A MP também determina que será proibido o plantio das variedades geneticamente modificadas nas áreas de unidades de conservação, nas terras indígenas, nas áreas de proteção a mananciais de uso para abastecimento público e em áreas prioritárias de conservação da biodiversidade a serem definidas pelo Ministério do Meio Ambiente. Uma Comissão de Acompanhamento com representantes de diversos ministérios envolvidos no tema e de outros órgãos acompanhará o cumprimento das regras da medida.
PROTESTO
Pouco antes da votação, manifestantes do Acampamento Chico Mendes da Via Campesina (liga internacional que reúne movimentos sociais de camponeses a qual faz parte o MST – Movimento dos Trabalhadores Rurais Sem Terra), instalados em Brasília desde 12 de setembro, fizeram uma manifestação contra a aprovação da MP 131. “Queremos dizer que o povo brasileiro não é cobaia de veneno e de semente transgênicas. Ficaremos acampados até a lei de biossegurança ser devidamente aprovada”, declarou Ivanildo Vieira, um dos integrantes do protesto.
OUTROS PONTOS DO TEXTO:
– São proibidos o plantio e a comercialização de sementes relativas à safra de grãos de soja geneticamente modificada de 2004.

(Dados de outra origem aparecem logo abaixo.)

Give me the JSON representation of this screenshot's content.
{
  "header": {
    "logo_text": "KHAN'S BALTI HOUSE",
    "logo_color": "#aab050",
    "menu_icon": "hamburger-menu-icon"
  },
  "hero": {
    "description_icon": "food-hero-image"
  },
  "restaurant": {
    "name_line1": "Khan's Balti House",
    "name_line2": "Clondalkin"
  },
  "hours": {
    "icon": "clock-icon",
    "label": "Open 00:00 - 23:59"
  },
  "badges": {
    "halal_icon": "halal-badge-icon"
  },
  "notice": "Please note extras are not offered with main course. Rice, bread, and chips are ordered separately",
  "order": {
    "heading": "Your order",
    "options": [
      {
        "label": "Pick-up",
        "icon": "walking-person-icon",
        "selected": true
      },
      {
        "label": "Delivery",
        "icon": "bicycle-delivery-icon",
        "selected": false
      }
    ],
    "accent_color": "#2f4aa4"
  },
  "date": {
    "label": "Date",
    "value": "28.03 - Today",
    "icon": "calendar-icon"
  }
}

– O consumidor deverá ser informado, em rótulo adequado, a respeito da origem da soja transgênica e de seus derivados e da presença de organismo geneticamente modificado;
– A responsabilidade por danos ao meio ambiente e a terceiros deverá ser assumida também pelas empresas detentoras da patente da soja geneticamente modificada;
– Os royalties devidos às empresas detentoras da patente de soja transgênica serão cobrados apenas na comercialização das sementes, e não na dos grãos;
– Ficam vedados, em todo o território nacional, a utilização, a comercialização, o registro, o patenteamento e o licenciamento de tecnologias aplicáveis à cultura da soja para gerar plantas estéreis; também é proibida qualquer forma de manipulação genética que vise à ativação ou desativação de genes relacionados à fertilidade das plantas por indutores químicos externos;
– Para obter empréstimos e financiamentos de instituições integrantes do Sistema Nacional de Crédito Rural (SNCR), o produtor de soja convencional que não estiver abrangido por portaria do Ministério da Agricultura, Pecuária e Abastecimento, não apresentar notas fiscais de sementes certificadas ou a certificação dos grãos a serem usados como sementes, deverá firmar declaração simplificada de produtor de soja convencional;
– O produtor de soja geneticamente modificada que não assinar o Termo de Compromisso ficará impedido de obter empréstimos e financiamentos de instituições integrantes do SNCR; não terá acesso a eventuais benefícios fiscais ou creditícios; e não será admitido em programas de repactuação ou parcelamento de dívidas relativas a tributos e contribuições instituídos pelo Governo Federal;
– O Termo de Compromisso, Responsabilidade e Ajustamento de Conduta que os produtores serão obrigados a assinar até 9 de dezembro de 2003 não terá mais eficácia de título executivo extrajudicial. Esse aspecto foi considerado inconstitucional pelo relator porque altera matéria processual civil, que, de acordo com a Constituição, não pode ser modificada por Medida Provisória.